For as much as we miss living a block from the ocean, instead of being resentful about the way things were at the end, I am looking at it as a blessing in disguise that spurred us out of a worsening situation that could have had devastating health effects. And I have eased into all the warm and fuzzy memories and how forever thankful I am for that beautiful beach life experience we were able to enjoy, plus good friends made along the way.
As for the pain, loss, and devastation left by the fires and floods, there is so much recovery and rebuilding to be done in lives and entire communities for years to come, but it’s beautiful to see the resilience already shining through. It’s incredibly heartwarming to see people coming together to support each other and help one another out. Like so many others have expressed I am grateful and humbled to be part of such a caring community.
This Ted Talk from a woman who’s house was burnt down not once, but twice, and how losing everything can set you free inspires hope and offers comfort.

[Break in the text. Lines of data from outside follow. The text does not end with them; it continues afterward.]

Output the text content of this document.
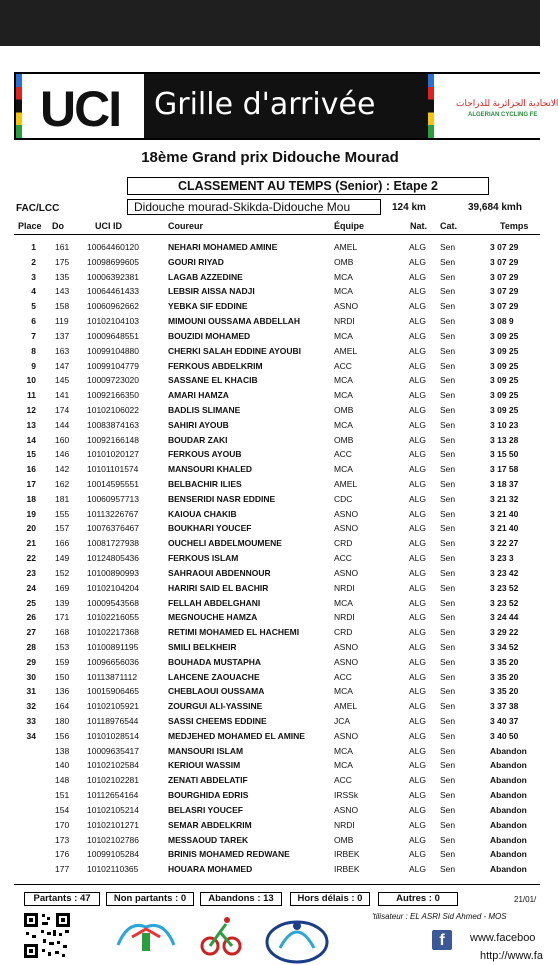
UCI Grille d'arrivée	الاتحادية الجزائرية للدراجات
ALGERIAN CYCLING FE
18ème Grand prix Didouche Mourad
CLASSEMENT AU TEMPS (Senior) : Etape 2
FAC/LCC	Didouche mourad-Skikda-Didouche Mou	124 km	39,684 kmh
Place Do	UCI ID	Coureur	Équipe	Nat. Cat.	Temps
1 161 10064460120	NEHARI MOHAMED AMINE	AMEL	ALG Sen	3 07 29
2 175 10098699605	GOURI RIYAD	OMB	ALG Sen	3 07 29
3 135 10006392381	LAGAB AZZEDINE	MCA	ALG Sen	3 07 29
4 143 10064461433	LEBSIR AISSA NADJI	MCA	ALG Sen	3 07 29
5 158 10060962662	YEBKA SIF EDDINE	ASNO	ALG Sen	3 07 29
6 119 10102104103	MIMOUNI OUSSAMA ABDELLAH	NRDI	ALG Sen	3 08 9
7 137 10009648551	BOUZIDI MOHAMED	MCA	ALG Sen	3 09 25
8 163 10099104880	CHERKI SALAH EDDINE AYOUBI	AMEL	ALG Sen	3 09 25
9 147 10099104779	FERKOUS ABDELKRIM	ACC	ALG Sen	3 09 25
10 145 10009723020	SASSANE EL KHACIB	MCA	ALG Sen	3 09 25
11 141 10092166350	AMARI HAMZA	MCA	ALG Sen	3 09 25
12 174 10102106022	BADLIS SLIMANE	OMB	ALG Sen	3 09 25
13 144 10083874163	SAHIRI AYOUB	MCA	ALG Sen	3 10 23
14 160 10092166148	BOUDAR ZAKI	OMB	ALG Sen	3 13 28
15 146 10101020127	FERKOUS AYOUB	ACC	ALG Sen	3 15 50
16 142 10101101574	MANSOURI KHALED	MCA	ALG Sen	3 17 58
17 162 10014595551	BELBACHIR ILIES	AMEL	ALG Sen	3 18 37
18 181 10060957713	BENSERIDI NASR EDDINE	CDC	ALG Sen	3 21 32
19 155 10113226767	KAIOUA CHAKIB	ASNO	ALG Sen	3 21 40
20 157 10076376467	BOUKHARI YOUCEF	ASNO	ALG Sen	3 21 40
21 166 10081727938	OUCHELI ABDELMOUMENE	CRD	ALG Sen	3 22 27
22 149 10124805436	FERKOUS ISLAM	ACC	ALG Sen	3 23 3
23 152 10100890993	SAHRAOUI ABDENNOUR	ASNO	ALG Sen	3 23 42
24 169 10102104204	HARIRI SAID EL BACHIR	NRDI	ALG Sen	3 23 52
25 139 10009543568	FELLAH ABDELGHANI	MCA	ALG Sen	3 23 52
26 171 10102216055	MEGNOUCHE HAMZA	NRDI	ALG Sen	3 24 44
27 168 10102217368	RETIMI MOHAMED EL HACHEMI	CRD	ALG Sen	3 29 22
28 153 10100891195	SMILI BELKHEIR	ASNO	ALG Sen	3 34 52
29 159 10096656036	BOUHADA MUSTAPHA	ASNO	ALG Sen	3 35 20
30 150 10113871112	LAHCENE ZAOUACHE	ACC	ALG Sen	3 35 20
31 136 10015906465	CHEBLAOUI OUSSAMA	MCA	ALG Sen	3 35 20
32 164 10102105921	ZOURGUI ALI-YASSINE	AMEL	ALG Sen	3 37 38
33 180 10118976544	SASSI CHEEMS EDDINE	JCA	ALG Sen	3 40 37
34 156 10101028514	MEDJEHED MOHAMED EL AMINE	ASNO	ALG Sen	3 40 50
138 10009635417	MANSOURI ISLAM	MCA	ALG Sen	Abandon
140 10102102584	KERIOUI WASSIM	MCA	ALG Sen	Abandon
148 10102102281	ZENATI ABDELATIF	ACC	ALG Sen	Abandon
151 10112654164	BOURGHIDA EDRIS	IRSSk	ALG Sen	Abandon
154 10102105214	BELASRI YOUCEF	ASNO	ALG Sen	Abandon
170 10102101271	SEMAR ABDELKRIM	NRDI	ALG Sen	Abandon
173 10102102786	MESSAOUD TAREK	OMB	ALG Sen	Abandon
176 10099105284	BRINIS MOHAMED REDWANE	IRBEK	ALG Sen	Abandon
177 10102110365	HOUARA MOHAMED	IRBEK	ALG Sen	Abandon
Partants : 47	Non partants : 0	Abandons : 13	Hors délais : 0	Autres : 0	21/01/
'tilisateur : EL ASRI Sid Ahmed - MOS
f	www.faceboo
http://www.fa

And a huge THANK YOU to all the first responders, especially the firefighters…rest in peace Cory Iverson, who risked their lives working long hours in brutal conditions away from their families during the holidays. At one point I think they said there were over 8,500 men and women fighting these fires, coming from all over, and it resonates throughout our communities how thankful we are. I don’t think words could ever express all of our appreciation. Your efforts will never be forgotten.
2017 was a tough year for so many. I’m so ready to bounce back big in 2018. By the same token, whenever you feel lost, just know you’re never alone. To resilience, letting go, finding your way back to gratitude, and light seeking…whatever road it takes you on and however much time you need. As hard as it is sometimes, trust your journey. Sending lots of love and light, XO
What about you? Hopefully 2017 was a great year for you, but if you faced some challenges, maybe some you’re even still in the process of bouncing back from, it would also be inspiring to hear how you were able to exercise resilience and overcome those obstacles?